Another fact was that the peak of prevalence of hyperlipidemia in women was ten years earlier relative to men and this is associated with 10 year earlier peak in low physical activity prevalence (Fig. 2) rendering those susceptible to cardiovascular events. There was more lipid disorder in physically inactive individuals. Also many more obese individuals had undiagnosed dyslipidemia (42 %) and were unaware of it. It is noteworthy that women who were physically inactive and older were more dyslipidemic. The founding that anxiety is a determinant of dyslipidemia along with high prevalence of severe anxiety in our study population (29.1 % in females and 16.7 % in males [11]) is another caution for our health system menageries. These make the conditions more cautious when considering high prevalence of low physical activity of 39.2 % in men and 45.1 % in women [11]. These facts along with more prevalence of undiagnosed dyslipidemia in our study population means that we must reconsider screening program to detect this potentially reversible and major coronary disease risk factor. In this regard as pointed by Ghayour-Mobarhan [19] and others [20] performing appropriate programs for screening and early diagnosing dyslipidemia followed by proper medications resulted in appropriate control of this abnormality. Ghayour-Mobarhan showed that triglyceride, total cholesterol and low density lipoprotein cholesterol were reduced by 27, 20.5 and 22.7 %, respectively and high density lipoprotein cholesterol rose by 8.96 % among 238 hyperlipidemic individuals during one year of attending lipid clinic [19].

Our data point to high prevalence of the other coronary disease risk factors associated with dyslipidemia such as low physical activity (LPA), obesity, anxiety and smoking in dyslipidemic individuals either presented in the current study or reported elsewhere [21, 22]. The positive association between dyslipidemia and LPA observed in the present study (Table 4) has also been shown between LPA with hypertension and opium use [23, 24]. Opium causes reduction of plasma HDL cholesterol and increases the risk of hypertension [25].Therefore our local health program must consider these CAD risk factors in order to decrease CAD burden.

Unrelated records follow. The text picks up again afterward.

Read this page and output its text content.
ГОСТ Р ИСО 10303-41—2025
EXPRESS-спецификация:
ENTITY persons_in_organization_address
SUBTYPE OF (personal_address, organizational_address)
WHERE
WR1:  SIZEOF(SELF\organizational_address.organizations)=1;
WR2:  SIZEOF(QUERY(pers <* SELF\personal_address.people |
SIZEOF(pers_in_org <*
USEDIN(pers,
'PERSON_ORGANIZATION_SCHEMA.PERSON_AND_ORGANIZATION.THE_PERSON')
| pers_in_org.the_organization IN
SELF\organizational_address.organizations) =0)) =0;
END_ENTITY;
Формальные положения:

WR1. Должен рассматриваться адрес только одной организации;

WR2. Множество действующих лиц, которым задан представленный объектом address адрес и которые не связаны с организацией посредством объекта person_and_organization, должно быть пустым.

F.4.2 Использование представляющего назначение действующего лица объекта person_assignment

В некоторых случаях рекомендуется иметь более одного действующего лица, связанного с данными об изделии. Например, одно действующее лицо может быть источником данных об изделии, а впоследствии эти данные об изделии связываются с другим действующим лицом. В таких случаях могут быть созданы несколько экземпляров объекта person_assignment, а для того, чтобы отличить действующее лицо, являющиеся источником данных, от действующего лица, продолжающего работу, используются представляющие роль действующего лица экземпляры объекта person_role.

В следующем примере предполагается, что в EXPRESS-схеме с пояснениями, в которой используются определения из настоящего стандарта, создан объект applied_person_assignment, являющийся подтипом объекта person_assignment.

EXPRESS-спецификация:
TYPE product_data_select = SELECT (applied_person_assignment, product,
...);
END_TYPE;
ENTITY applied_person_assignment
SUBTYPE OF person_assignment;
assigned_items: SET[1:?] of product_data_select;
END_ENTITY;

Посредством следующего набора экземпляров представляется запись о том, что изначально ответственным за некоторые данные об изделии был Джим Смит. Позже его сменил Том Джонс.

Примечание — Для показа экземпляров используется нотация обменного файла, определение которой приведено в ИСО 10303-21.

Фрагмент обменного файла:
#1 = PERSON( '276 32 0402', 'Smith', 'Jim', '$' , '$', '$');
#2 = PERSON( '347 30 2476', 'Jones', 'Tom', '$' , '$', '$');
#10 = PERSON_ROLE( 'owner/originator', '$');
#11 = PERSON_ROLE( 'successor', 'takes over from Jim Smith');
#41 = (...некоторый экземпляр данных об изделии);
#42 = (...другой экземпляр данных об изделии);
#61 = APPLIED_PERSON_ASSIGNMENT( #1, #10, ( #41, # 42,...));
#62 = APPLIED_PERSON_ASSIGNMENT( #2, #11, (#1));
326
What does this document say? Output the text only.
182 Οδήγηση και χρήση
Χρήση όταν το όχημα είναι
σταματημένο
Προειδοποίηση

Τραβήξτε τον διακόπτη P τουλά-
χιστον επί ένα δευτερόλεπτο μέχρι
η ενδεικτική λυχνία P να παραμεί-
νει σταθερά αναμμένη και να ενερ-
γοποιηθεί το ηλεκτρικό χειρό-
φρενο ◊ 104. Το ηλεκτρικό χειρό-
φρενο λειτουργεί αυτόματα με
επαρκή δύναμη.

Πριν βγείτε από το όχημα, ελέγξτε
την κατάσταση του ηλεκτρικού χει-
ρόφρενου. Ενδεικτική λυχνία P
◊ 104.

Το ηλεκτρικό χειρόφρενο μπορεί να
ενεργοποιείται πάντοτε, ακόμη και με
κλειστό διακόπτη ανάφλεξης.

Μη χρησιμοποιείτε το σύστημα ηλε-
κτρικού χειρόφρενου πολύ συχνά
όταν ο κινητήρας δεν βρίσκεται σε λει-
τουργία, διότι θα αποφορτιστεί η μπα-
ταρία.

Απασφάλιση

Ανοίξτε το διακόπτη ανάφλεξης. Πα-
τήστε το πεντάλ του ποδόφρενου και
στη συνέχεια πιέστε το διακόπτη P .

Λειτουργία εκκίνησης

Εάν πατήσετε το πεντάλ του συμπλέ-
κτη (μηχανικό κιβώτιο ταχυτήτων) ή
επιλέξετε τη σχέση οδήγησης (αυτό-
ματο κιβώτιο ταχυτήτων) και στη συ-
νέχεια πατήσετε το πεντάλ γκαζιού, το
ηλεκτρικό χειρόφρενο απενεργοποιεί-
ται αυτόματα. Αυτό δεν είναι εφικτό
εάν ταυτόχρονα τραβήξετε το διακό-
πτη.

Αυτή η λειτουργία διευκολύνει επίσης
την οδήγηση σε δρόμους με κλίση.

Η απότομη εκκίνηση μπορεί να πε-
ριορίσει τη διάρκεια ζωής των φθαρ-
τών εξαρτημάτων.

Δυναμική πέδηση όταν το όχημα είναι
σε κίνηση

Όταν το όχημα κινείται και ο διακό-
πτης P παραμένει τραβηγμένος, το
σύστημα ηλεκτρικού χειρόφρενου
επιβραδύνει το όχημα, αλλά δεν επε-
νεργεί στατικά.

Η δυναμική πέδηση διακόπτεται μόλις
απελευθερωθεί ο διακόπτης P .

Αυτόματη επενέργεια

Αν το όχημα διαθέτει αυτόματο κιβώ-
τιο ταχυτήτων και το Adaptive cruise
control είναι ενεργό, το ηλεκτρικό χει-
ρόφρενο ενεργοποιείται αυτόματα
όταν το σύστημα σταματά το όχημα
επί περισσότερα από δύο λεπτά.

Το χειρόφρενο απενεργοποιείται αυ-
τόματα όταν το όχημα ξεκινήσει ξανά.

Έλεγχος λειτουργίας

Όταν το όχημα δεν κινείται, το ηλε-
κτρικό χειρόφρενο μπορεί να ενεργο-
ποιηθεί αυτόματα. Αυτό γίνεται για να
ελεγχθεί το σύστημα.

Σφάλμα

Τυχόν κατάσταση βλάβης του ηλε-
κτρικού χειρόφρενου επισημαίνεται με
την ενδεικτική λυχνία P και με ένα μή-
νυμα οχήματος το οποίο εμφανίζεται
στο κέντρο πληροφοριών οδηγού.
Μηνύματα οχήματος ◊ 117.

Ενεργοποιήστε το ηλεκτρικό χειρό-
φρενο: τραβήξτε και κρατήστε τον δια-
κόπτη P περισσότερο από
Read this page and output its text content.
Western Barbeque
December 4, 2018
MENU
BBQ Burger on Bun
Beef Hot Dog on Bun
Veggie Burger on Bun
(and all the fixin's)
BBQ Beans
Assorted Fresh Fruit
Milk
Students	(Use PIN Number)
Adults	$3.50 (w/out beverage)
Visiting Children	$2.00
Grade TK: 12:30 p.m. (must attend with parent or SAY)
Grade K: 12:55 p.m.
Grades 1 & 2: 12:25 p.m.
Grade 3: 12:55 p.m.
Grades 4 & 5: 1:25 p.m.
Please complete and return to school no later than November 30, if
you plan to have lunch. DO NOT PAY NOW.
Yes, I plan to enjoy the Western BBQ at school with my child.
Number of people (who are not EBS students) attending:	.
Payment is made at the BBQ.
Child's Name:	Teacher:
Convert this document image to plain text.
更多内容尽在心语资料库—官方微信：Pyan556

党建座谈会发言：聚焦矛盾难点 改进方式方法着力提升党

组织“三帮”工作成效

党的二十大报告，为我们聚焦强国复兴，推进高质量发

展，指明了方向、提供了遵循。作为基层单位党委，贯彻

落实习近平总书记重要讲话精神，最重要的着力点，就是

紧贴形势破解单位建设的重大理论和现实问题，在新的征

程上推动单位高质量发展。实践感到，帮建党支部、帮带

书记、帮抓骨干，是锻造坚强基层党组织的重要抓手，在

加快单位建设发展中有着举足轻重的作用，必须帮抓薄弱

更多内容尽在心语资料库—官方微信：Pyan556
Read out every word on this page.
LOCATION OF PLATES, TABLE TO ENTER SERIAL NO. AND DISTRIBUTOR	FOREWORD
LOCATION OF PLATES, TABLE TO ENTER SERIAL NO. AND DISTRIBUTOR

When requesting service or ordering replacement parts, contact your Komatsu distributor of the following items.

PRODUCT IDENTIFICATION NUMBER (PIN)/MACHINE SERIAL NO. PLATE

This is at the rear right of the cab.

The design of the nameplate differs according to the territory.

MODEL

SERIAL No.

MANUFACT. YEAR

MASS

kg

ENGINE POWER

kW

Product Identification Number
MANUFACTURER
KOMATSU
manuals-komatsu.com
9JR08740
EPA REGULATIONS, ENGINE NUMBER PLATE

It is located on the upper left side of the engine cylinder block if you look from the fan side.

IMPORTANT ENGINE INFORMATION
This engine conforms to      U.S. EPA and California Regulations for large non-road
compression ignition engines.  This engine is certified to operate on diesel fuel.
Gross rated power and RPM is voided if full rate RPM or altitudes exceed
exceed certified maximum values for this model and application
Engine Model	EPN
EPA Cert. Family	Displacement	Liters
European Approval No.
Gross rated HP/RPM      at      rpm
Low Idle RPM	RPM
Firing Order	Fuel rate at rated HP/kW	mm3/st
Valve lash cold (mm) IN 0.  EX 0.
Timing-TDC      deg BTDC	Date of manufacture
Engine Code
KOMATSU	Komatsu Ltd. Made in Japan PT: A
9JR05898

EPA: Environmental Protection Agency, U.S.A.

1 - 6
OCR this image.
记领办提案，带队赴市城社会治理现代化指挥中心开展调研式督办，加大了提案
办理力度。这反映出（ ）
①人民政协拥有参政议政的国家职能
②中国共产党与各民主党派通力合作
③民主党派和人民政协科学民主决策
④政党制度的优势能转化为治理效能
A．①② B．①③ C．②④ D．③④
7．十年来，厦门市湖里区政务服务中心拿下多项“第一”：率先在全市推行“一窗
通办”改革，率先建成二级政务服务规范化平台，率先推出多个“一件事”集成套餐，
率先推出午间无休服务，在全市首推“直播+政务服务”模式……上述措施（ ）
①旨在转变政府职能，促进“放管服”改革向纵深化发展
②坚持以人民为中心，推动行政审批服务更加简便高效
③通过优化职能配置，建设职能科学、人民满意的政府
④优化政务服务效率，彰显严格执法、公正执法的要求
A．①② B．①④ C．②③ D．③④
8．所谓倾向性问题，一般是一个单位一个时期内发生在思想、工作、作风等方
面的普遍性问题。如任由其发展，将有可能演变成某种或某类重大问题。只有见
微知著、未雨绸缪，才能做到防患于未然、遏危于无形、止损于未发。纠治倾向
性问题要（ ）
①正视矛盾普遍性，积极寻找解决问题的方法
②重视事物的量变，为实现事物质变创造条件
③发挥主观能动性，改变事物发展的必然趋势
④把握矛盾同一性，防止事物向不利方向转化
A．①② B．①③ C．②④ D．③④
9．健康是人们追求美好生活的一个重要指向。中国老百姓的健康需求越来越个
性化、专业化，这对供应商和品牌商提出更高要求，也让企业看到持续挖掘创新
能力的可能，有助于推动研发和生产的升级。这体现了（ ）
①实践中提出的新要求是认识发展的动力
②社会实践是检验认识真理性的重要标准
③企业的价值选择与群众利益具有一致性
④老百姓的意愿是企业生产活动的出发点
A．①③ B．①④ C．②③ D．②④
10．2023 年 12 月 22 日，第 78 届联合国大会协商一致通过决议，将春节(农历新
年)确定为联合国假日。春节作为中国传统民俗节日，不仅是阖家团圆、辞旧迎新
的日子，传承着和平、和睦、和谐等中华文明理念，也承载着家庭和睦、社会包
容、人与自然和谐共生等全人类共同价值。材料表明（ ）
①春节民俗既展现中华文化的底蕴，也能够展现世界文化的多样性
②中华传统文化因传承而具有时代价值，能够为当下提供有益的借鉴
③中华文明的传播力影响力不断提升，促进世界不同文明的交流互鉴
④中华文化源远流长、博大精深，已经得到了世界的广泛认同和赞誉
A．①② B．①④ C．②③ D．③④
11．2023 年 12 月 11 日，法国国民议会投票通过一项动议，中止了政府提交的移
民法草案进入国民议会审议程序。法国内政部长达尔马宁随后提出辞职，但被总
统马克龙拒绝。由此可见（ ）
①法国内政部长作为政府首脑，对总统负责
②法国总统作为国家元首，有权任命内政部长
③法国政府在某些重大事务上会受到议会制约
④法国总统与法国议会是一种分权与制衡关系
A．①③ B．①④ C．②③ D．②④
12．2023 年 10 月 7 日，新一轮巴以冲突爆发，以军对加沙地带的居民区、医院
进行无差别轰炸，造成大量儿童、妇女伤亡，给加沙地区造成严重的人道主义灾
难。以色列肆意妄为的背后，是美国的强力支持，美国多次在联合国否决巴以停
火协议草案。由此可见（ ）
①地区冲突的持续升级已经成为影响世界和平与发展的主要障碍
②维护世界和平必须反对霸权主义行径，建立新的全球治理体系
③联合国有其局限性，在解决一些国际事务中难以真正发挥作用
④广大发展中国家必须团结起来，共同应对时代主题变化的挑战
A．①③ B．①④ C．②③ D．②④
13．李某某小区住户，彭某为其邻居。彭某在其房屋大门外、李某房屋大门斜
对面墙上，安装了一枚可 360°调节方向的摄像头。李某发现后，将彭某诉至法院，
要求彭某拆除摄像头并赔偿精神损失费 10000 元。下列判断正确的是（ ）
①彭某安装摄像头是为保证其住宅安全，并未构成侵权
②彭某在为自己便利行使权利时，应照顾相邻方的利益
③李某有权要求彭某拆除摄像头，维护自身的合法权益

We acknowledge the limitation of our study as a cross-sectional survey. Beside, this study benefited from a relative large sample size, random sampling, and high response rate and included new risk factors such as mental health and opium consumption. For further studies, we recommend monitoring the lipid profile by a longitudinal prospective cohort study. Also it is required to assess the efficacy of local and national intervention programs in managing and control of dyslipidemia.

Conclusion

In conclusion the results showed overall prevalence of undiagnosed dyslipidemia 16.8 % and of diagnosed dyslipidemia 13.2 % that was significantly influenced by advanced age, anxiety, obesity, and family history of dyslipidemia. Women are more at risk, although the prevalence of dyslipidemia especially borderline dyslipidemia was high in both sexes and needs urgent actions due to mostly young population of the country approaching middle ages in near future.